Buns and fruit are becoming a regular routine for us here in Urumqi. In Beijing we found that the restaurants often had English words, or had pictures of their food on display, thus allowing us to point to what we wanted. In Urumqi, you see very little English, they just don't get the tourists here. It is interesting to note that almost all signs are in Mandarin, Arabic and sometimes a third language (don't know what it is). You know you are in a foreign country when the signs are bilingual or trilingual and you still can't understand them.

Anyway, when we don't have a guide with us, which is at least one meal a day, we have to make do. While we are brave in what we will try, there's a vast difference between intentionally ordering snake, ox gonads, or cricket salad, and pointing to a line of Arabic or simplified Chinese on a menu and getting goodness-knows-what.

Breakfast is a buffet at the hotel, so that is easy to do. They have some of the traditional 'Western' breakfast foods: breads, cereal, eggs, bacon etc. There are also several decidedly non traditional breakfast foods: steamed buns, noodles, cucumber juice, stir-fried vegies and pasta with Italian sauce. Kayla says she doesn't care if she is eating spaghetti for breakfast, it is familiar food and it tastes good!
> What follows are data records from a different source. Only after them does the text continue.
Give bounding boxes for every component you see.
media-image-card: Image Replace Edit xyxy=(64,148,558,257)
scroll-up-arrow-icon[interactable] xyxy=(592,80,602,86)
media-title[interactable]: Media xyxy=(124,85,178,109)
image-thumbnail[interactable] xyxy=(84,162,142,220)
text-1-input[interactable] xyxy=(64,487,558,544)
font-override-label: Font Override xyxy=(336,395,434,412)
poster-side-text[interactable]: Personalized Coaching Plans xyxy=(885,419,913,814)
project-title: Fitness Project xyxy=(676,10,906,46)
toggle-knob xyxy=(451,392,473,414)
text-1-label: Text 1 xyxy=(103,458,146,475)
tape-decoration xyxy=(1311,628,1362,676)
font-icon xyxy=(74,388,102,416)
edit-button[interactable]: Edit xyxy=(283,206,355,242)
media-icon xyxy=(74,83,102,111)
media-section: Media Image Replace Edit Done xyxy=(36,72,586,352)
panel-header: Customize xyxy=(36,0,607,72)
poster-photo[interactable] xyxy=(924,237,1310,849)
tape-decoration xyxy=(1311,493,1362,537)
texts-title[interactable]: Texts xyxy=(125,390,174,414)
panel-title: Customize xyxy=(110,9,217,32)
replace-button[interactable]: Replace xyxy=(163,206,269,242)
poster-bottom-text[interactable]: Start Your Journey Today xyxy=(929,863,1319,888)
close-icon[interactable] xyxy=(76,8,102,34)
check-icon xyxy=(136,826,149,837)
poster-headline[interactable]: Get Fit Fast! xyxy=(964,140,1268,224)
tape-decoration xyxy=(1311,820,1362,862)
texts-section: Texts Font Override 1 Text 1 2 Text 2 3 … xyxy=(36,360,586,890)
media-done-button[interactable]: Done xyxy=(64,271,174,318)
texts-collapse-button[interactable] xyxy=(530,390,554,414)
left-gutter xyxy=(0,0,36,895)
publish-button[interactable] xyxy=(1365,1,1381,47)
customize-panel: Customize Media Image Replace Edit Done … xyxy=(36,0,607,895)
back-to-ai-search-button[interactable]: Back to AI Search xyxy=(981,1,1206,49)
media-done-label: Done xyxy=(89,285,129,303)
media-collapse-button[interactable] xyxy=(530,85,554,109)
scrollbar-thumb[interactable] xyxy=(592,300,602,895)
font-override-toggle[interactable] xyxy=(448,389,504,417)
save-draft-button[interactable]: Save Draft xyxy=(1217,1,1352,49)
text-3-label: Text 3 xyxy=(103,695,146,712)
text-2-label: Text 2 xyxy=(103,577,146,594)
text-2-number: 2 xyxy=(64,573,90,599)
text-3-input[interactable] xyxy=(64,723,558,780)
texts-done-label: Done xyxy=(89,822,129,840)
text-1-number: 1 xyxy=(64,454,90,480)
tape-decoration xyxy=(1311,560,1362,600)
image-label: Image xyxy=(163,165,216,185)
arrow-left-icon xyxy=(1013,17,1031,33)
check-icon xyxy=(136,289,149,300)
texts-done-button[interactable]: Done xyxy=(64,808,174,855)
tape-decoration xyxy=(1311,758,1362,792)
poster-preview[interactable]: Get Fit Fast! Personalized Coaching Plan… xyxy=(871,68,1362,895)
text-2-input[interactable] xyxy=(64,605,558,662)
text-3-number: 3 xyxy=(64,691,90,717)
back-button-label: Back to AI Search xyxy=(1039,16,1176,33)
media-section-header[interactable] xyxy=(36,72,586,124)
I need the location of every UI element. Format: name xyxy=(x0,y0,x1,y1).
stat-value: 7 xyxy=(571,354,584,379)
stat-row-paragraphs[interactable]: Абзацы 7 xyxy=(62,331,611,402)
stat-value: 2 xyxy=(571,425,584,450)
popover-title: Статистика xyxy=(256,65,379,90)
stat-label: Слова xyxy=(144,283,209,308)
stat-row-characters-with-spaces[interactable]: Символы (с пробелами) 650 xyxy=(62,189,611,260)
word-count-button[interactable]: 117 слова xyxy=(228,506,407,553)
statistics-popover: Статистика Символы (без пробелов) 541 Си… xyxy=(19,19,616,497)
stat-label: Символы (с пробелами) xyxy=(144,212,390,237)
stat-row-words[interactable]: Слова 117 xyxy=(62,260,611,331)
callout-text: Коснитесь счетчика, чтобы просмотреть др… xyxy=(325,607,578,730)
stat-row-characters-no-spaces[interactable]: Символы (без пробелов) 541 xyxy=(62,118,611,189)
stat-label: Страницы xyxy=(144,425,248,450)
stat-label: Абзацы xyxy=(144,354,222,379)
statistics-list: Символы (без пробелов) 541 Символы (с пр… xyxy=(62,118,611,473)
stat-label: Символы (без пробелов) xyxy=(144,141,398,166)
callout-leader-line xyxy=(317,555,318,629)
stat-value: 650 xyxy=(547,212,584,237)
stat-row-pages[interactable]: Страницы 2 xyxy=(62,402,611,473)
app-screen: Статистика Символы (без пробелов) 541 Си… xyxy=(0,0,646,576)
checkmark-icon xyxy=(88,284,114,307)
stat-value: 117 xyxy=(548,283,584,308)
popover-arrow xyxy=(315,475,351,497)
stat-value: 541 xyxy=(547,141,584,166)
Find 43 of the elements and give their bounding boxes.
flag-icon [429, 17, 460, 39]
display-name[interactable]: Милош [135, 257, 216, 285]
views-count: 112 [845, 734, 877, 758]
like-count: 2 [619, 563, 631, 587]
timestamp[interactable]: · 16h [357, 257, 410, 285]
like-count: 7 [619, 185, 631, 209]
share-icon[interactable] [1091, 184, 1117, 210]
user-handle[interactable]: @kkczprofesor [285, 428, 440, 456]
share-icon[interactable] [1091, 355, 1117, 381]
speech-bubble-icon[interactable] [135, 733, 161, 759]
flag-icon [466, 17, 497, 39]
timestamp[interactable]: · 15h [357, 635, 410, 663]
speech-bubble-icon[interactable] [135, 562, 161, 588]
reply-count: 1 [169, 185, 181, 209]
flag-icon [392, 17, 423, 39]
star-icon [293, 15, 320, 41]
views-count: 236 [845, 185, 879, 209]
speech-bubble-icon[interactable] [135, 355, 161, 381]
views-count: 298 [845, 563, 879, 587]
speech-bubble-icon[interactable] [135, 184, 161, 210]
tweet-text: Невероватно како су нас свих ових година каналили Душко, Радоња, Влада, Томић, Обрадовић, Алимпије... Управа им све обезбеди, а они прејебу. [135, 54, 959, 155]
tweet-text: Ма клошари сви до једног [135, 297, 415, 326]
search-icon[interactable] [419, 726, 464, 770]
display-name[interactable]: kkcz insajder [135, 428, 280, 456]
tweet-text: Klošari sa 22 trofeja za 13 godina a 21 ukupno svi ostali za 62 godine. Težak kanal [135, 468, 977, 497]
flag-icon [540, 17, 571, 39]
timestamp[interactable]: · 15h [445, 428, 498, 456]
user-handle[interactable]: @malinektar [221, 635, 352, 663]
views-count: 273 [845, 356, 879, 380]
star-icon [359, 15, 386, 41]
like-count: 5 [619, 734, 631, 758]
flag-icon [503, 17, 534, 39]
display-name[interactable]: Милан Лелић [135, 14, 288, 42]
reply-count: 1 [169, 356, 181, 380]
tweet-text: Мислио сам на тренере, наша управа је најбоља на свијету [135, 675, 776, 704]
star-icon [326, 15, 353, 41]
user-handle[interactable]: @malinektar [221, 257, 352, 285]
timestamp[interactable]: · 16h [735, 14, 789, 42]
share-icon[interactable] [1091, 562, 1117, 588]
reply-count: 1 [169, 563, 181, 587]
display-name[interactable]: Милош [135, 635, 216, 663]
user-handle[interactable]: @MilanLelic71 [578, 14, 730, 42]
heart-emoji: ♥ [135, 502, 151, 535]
Tonight we took a walk and found a really interesting market area with lots of food vendors, and a fruit and meat market. We bought peaches, lychee fruit, flat bread, cakes, tiny puff pastries (think Schmidt's mini cream puff with apricot filling), roasted pistachios and drinks. Some, ok all, of the hanging meat was too intimidating for us to venture buying meat-on-a-stick. However, Kayla's reaction to the piles of pig tails, pig ears, livers, tripe, tongue and the like was amusing to us, and to the locals! Kayla and Dan agreed that they didn't want to think about what was squishing under their flip-flops in the dark interior of the fruit and meat market.

We weren't able to find a bench to sit on, so we sat on the curb. Culturally that was not all that strange a thing to do and we didn't meet with any disapproval from the locals. All the food was great...they have some wonderful bakers here. The cake we bought was some kind of spice cake, like gingerbread, but subtly spiced. We couldn't figure out what spice it was, but it was good.

It was funny seeing GangGang show a preference for some of his foods, and work with us to communicate what he wanted to eat next from the smörgåsbord. Watermelon was a big hit, until he discovered pistachios. He was eating them as quickly as Dan could shell them, until we figured out he could shell them on his own. We finally had to cut him off after about 50 pistachios.